Mann has studied hearing loss in dolphins for years. He believes that the deafness could simply be part of being a dolphin. On the other hand, he says:
If you start running hundreds of thousands of ships on the same shipping channel back and forth, you know, all of the time, and you raise the background noise like 30 and 40 decibels on average continuously, now you’re affecting lots and lots of animals. And it’s happening out in the ocean so it’s a lot harder to actually figure out what the effects are.
“Most things that people might do in the ocean, either intentionally or inadvertently, produce sound as a byproduct,” according to Susan Parks, an assistant professor of acoustics at Penn State. Parks has studied the endangered Right Whale, including how it may be affected by activities like commercial shipping.

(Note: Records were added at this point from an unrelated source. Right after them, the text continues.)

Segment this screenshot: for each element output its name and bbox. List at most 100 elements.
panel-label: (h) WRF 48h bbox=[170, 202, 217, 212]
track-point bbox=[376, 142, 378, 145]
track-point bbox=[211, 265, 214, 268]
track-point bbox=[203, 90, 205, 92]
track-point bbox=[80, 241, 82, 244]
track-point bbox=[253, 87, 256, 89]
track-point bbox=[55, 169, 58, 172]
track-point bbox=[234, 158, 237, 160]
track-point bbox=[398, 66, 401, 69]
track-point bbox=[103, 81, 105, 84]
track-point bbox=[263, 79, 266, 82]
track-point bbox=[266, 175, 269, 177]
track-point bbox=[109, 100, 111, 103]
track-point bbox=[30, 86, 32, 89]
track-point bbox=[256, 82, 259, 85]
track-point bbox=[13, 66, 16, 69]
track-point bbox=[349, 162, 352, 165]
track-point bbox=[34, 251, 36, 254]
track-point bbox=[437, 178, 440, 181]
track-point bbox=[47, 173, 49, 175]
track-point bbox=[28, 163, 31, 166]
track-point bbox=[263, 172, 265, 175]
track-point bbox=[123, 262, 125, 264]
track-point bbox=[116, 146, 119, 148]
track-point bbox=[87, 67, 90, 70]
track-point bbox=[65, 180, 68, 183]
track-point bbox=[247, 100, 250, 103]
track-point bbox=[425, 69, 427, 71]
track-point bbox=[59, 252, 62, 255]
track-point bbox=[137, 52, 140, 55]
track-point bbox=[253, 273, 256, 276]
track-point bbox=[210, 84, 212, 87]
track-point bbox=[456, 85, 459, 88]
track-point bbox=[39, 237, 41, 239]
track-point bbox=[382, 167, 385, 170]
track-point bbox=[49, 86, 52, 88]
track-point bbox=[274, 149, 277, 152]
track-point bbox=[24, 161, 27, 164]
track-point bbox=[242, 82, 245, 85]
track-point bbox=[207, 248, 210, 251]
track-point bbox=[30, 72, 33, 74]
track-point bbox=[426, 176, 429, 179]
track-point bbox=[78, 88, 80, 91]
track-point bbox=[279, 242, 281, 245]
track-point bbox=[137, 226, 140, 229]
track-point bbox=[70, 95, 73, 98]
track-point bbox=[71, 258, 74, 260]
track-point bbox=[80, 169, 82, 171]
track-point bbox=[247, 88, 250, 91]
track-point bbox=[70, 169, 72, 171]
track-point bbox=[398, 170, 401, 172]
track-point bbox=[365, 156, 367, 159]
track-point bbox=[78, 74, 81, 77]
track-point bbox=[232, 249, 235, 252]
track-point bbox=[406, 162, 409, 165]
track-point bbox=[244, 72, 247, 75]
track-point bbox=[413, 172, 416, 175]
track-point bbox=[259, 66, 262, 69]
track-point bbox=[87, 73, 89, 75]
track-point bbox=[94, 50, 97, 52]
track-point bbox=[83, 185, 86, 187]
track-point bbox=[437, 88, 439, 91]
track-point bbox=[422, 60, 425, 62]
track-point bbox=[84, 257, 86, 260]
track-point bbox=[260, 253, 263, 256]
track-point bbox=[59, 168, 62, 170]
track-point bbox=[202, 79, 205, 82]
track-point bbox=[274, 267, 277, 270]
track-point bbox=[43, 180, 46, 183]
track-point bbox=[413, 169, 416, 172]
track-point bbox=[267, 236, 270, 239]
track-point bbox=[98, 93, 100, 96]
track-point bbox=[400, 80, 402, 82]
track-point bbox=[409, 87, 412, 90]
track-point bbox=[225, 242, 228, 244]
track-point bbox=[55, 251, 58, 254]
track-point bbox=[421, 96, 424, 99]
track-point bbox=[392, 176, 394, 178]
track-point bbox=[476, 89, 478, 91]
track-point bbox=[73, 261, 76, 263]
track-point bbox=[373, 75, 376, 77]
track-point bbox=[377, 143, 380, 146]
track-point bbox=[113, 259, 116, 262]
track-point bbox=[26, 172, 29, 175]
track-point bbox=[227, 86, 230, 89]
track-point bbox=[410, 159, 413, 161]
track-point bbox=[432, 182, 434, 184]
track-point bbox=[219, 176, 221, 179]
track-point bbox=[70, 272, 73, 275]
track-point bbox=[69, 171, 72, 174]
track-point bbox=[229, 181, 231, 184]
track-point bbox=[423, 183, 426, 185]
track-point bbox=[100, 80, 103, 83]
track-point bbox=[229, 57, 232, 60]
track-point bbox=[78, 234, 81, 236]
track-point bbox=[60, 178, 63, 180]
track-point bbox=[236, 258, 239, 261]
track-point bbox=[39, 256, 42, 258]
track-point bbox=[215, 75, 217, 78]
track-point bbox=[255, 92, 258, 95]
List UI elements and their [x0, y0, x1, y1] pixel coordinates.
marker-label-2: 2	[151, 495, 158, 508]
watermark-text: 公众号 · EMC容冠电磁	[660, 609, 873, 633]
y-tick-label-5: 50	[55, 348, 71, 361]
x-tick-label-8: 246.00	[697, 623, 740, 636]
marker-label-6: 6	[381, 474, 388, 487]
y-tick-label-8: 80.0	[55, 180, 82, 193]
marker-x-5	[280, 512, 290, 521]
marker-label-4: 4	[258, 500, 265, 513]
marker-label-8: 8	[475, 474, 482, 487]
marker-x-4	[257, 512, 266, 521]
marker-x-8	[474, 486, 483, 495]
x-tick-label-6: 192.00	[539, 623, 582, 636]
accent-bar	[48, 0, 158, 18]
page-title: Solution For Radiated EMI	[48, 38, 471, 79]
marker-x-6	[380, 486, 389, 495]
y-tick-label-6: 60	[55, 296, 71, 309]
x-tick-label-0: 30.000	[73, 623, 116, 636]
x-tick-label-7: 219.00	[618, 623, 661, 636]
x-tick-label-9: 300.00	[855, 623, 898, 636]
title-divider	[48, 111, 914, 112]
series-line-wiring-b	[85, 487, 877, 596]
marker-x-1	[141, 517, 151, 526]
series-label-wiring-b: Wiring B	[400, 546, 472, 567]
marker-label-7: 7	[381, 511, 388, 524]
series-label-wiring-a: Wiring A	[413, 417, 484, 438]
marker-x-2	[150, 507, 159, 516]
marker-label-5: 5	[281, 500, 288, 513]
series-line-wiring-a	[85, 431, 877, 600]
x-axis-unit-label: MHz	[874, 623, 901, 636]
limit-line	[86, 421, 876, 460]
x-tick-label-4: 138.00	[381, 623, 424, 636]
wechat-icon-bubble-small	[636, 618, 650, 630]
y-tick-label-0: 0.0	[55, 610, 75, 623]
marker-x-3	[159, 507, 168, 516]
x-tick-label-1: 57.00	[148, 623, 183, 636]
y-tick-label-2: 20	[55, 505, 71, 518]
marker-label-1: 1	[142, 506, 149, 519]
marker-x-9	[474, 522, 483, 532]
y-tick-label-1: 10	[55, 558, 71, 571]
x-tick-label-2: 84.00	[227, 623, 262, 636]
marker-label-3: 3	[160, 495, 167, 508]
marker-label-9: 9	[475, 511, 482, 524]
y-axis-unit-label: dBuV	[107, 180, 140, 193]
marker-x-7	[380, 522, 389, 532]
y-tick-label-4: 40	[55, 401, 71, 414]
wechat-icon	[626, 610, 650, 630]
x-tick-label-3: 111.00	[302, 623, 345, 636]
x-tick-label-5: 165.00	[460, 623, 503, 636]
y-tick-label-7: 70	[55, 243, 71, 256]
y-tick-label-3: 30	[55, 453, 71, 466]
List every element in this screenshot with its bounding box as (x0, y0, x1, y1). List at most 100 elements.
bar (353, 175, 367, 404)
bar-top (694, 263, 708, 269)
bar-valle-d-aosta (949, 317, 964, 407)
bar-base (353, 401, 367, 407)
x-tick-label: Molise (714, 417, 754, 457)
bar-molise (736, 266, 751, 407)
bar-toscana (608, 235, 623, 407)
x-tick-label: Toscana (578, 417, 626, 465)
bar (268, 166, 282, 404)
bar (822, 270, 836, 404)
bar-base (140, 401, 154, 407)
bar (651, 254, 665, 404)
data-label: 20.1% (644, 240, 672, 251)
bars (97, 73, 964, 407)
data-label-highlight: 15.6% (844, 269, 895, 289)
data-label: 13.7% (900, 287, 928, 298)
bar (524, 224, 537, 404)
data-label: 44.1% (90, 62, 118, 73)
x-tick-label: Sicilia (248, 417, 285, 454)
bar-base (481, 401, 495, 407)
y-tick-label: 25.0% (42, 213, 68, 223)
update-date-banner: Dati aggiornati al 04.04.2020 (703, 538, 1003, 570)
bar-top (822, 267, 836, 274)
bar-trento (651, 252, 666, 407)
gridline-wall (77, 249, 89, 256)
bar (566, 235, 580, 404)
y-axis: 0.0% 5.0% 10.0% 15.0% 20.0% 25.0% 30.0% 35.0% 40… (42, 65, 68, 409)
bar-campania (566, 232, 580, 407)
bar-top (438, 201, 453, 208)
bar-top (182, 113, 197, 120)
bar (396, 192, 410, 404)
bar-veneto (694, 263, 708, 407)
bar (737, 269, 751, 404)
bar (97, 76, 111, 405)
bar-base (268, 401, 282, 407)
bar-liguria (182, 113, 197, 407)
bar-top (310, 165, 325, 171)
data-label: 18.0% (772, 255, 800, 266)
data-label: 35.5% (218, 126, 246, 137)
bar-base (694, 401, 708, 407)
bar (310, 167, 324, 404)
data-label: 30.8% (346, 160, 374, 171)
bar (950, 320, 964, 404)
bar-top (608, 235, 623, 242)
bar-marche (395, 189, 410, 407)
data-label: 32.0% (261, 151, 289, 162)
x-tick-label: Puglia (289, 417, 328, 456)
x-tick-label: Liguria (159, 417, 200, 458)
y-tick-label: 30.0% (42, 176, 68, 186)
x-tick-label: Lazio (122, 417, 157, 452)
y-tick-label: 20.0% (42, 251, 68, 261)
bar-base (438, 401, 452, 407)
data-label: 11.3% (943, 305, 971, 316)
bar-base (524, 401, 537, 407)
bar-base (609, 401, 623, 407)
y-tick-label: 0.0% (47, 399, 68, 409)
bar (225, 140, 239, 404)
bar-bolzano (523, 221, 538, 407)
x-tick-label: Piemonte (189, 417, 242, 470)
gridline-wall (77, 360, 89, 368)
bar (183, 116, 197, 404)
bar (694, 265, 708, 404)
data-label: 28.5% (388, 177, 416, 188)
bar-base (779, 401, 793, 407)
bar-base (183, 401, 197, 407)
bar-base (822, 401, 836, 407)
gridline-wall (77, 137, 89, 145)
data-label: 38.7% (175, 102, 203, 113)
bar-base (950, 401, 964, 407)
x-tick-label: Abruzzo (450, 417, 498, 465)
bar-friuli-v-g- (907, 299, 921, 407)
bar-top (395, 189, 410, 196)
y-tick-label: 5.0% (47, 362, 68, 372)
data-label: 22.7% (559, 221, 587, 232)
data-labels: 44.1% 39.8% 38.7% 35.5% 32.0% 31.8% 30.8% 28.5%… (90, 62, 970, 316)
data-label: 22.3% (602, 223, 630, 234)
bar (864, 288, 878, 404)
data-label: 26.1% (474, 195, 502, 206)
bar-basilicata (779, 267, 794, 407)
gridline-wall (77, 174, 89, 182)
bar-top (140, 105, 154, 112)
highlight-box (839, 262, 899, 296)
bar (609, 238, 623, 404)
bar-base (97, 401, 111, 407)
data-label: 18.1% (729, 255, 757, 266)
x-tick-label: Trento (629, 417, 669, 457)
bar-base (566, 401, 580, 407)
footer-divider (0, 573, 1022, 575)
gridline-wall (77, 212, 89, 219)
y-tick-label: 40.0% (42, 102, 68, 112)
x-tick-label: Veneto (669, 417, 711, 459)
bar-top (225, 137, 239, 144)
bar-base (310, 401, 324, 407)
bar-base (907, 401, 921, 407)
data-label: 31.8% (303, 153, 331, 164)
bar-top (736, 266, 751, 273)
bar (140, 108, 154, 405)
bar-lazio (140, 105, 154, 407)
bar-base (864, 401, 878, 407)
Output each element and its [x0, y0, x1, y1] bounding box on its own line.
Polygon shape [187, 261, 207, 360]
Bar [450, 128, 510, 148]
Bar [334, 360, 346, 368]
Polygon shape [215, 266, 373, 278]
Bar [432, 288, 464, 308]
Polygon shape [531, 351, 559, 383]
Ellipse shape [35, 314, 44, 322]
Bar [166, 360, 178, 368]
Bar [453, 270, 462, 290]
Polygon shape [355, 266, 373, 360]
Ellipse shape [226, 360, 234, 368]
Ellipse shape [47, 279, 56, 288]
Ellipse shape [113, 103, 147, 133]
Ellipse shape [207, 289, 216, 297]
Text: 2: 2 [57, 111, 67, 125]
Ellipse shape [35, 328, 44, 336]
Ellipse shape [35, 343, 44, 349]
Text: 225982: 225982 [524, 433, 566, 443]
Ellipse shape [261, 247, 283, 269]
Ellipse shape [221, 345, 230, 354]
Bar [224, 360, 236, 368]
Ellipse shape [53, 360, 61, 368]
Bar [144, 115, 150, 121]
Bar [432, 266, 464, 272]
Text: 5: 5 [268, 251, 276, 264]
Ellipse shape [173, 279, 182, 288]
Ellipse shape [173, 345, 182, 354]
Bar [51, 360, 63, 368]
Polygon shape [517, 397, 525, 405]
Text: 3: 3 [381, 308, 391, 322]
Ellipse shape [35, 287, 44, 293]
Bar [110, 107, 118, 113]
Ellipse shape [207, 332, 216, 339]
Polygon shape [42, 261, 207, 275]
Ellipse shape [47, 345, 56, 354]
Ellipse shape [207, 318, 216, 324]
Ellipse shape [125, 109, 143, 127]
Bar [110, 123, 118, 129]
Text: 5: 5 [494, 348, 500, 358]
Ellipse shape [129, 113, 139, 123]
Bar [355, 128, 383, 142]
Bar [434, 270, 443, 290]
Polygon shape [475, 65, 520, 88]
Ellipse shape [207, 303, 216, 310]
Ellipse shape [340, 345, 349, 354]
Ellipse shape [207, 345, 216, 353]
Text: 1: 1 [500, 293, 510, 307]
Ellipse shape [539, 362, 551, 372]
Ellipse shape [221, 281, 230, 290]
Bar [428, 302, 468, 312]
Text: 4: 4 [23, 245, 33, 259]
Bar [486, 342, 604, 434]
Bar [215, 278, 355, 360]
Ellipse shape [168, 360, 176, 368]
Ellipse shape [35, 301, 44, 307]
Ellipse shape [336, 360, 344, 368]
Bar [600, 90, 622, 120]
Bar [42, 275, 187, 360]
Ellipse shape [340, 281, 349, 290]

“It’s only been about a hundred years that these ships have been in the ocean,” Parks told PRI’s Living on Earth. “And then if you look at the number of ships, the number of ships have been steadily increasing – in particular – over the past 40 or 50 years.”
Comparing recordings from the 1950s to today, Parks has found that the Right Whales have been forced to raise the pitch of their whale calls by about 30 hertz, or a little less than an octave. The whale calls are also getting louder, to get over the din of human activity.
“It’s possible that when the noise level exceeds a certain threshold, they just stop calling,” according to Parks. And that could threaten the future of the entire species.